Details about the GIS and Remote Sensing Unit at http://gis.cri.fmach.it/

Open Source Geospatial Foundation (OSGeo) is a not-for-profit organisation founded in 2006 whose mission is to support and promote the collaborative development of open source geospatial technologies and data.

International Cartographic Association (ICA) is the world authoritative body for cartography and GIScience. See also the new ICA-OSGeo Labs website.

Serving multiple WFS-T with TinyOWS

Our favorite WFS-T server complement of UMN Mapserver is TinyOWS. We like the simplicity of it so much, that we packaged it for Ubuntu and added it to OSGeoLive. Installation is easy:

sudo add-apt-repository ppa:ubuntugis/ubuntugis-unstable
sudo apt-get update
sudo apt-get install tinyows

The simplicity is a little bit too much, when it comes to serve multiple WFS-T on the same server. There is only one configuration file, but we want a configuration for each service. There are solutions for that, but I never saw a documentation of the most elegant solution we found.
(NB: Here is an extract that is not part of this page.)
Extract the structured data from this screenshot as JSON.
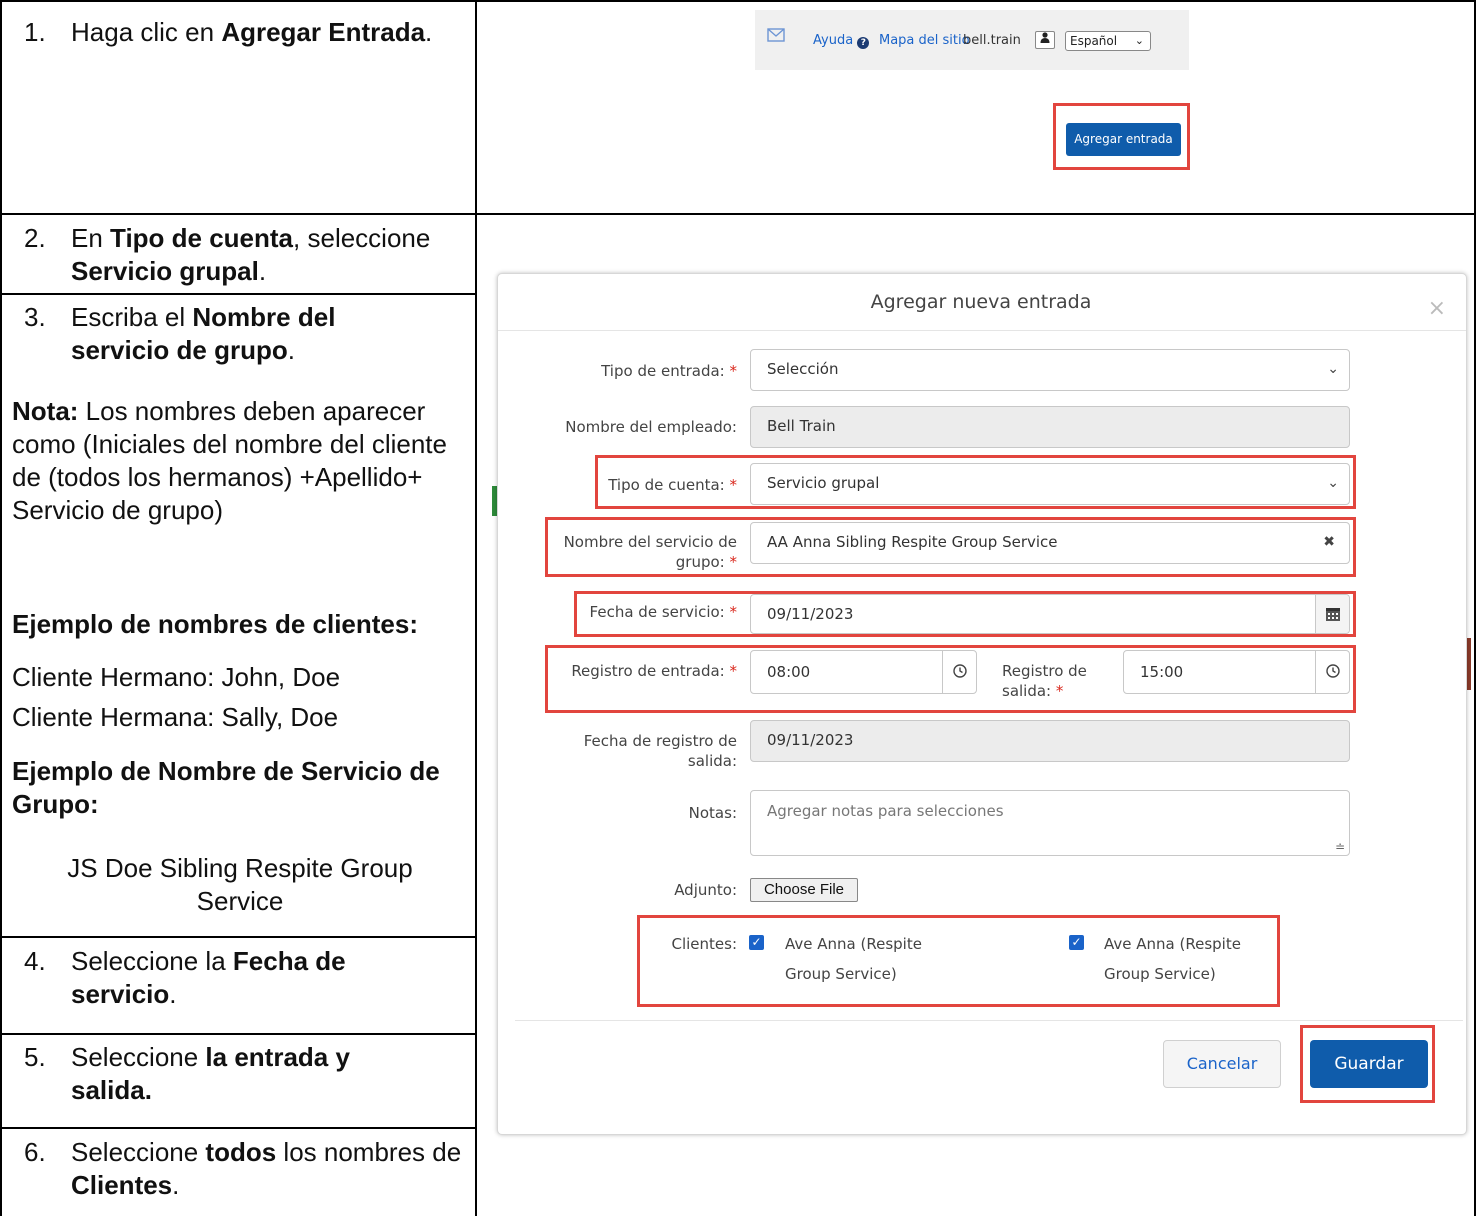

It uses Apache rewrite capabilities to set the TINYOWS_CONFIG_FILE environment variable according to the called URL:

# URL rewriting
RewriteEngine On

# Forbid direct access
RewriteRule ^/cgi-bin/.*$ - [F]

# Rewrite /xxx to /cgi-bin/tinyows with TINYOWS_CONFIG_FILE=/etc/tinyows/xxx.xml
RewriteRule ^/(.+)$ /cgi-bin/tinyows [QSA,PT,L,E=TINYOWS_CONFIG_FILE:/etc/tinyows/$1.xml]
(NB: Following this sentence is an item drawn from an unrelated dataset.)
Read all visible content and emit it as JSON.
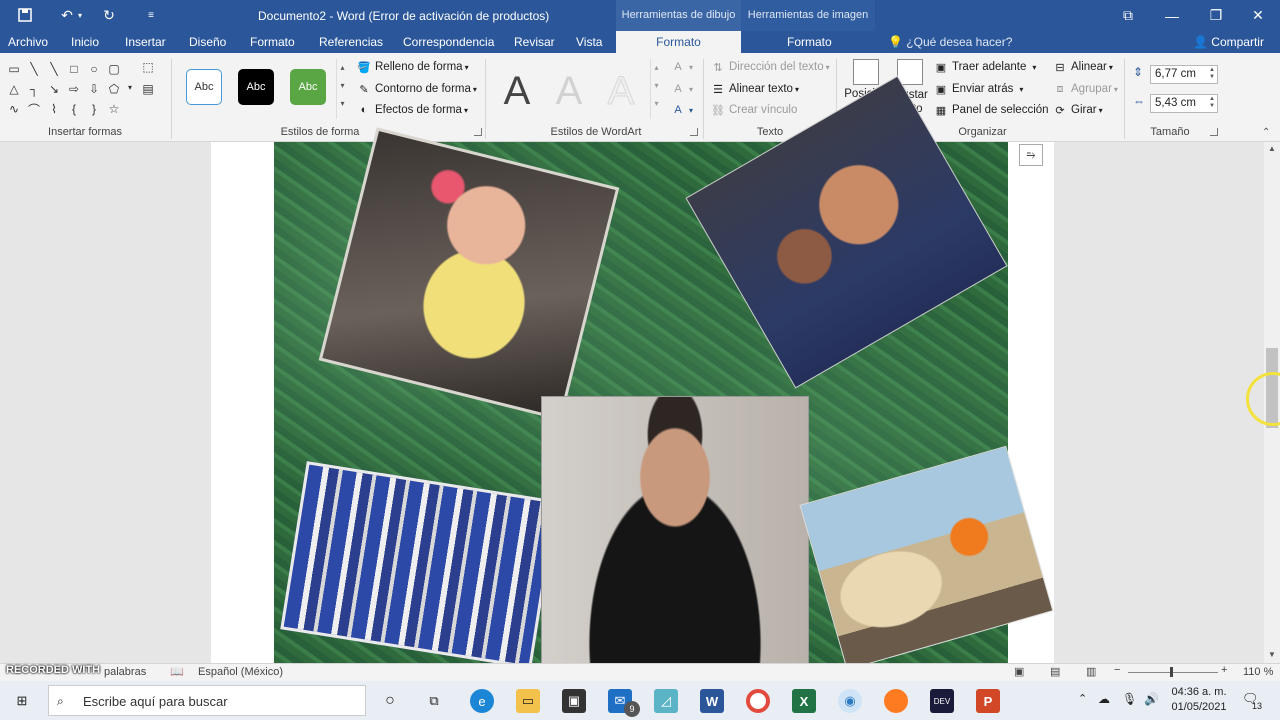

This configuration included in a virtual host declaration (wfs.example.com) serves your WFS-T on wfs.example.com/servicename.

WMS-T Support in Geoserver and Mapserver

“-T”, this small appendix can be found after many popular GIS-related acronym. But of course, it always means something different. Take for example GIS-T (GIS for Transportation), WFS-T (Transactional WFS) and WMS-T (WMS with time support). The world of acronyms is a fun place!

Let’s see what a WMS-T can do for us. From the WMS standard:

Some geographic information may be available at multiple times (for example, an hourly weather map). A WMS
may announce available times in its service metadata, and the GetMap operation includes a parameter for
requesting a particular time
. [...] Depending on the context, time
values may appear as a single value, a list of values, or an interval, …

Currently, only Mapserver supports WMS-T but the Geoserver team is working on it.

Mapserver

MapServer 4.4 and above provides support to interpret the TIME parameter and transform the resulting values into appropriate requests.

Time attributes are specified within the metadata section:

METADATA
"wms_title" "Earthquakes"
"wms_timeextent" "2011-06-01/2011-07-01"
"wms_timeitem" "TIME"
"wms_timedefault" "2011-06-10 12:10:00"
END

Mapserver supports temporal queries for single values, multiple values, single range values or even multiple range values:

...&TIME=2011-06-10&...
...&TIME=2011-06-10, 2004-10-13, 2011-06-19&...
...&TIME=2011-06-10/2011-06-13&...
...&TIME=2011-06-10/2011-06-15, 2011-06-20/2011-06-25&...

Geoserver

GeoSolutions has developed support for TIME and ELEVATION dimensions in WMS.
There are plans to backport this feature to the stable 2.1.x series after the 2.1.1 release.

Configuration of time-enabled layers can be done via the normal user interface:

The following video by GeoSolutions demonstrates the use of Geoserver’s WMS-T:

Both server solutions seem to support only one time attribute per layer. An optional second time attribute would be nice to support datasets with start and end time like Time Manager for QGIS does.


Testing UMN Mapfiles with QGIS

The Sunday night session of the QGIS hackfest resulted in a new release of the Mapfile Tools plugin.

This QGIS plugin allows you to display an UMN Mapserver mapfile in QGIS without running a Mapserver instance. It depends only on Mapscript (apt-get install python-mapscript on Debian/Ubuntu) and allows you to zoom and pan on the mapfile layer.

In release 0.6, an output window has been added, which shows error messages and detailed layer information. This makes it a convenient tool to test your mapfiles.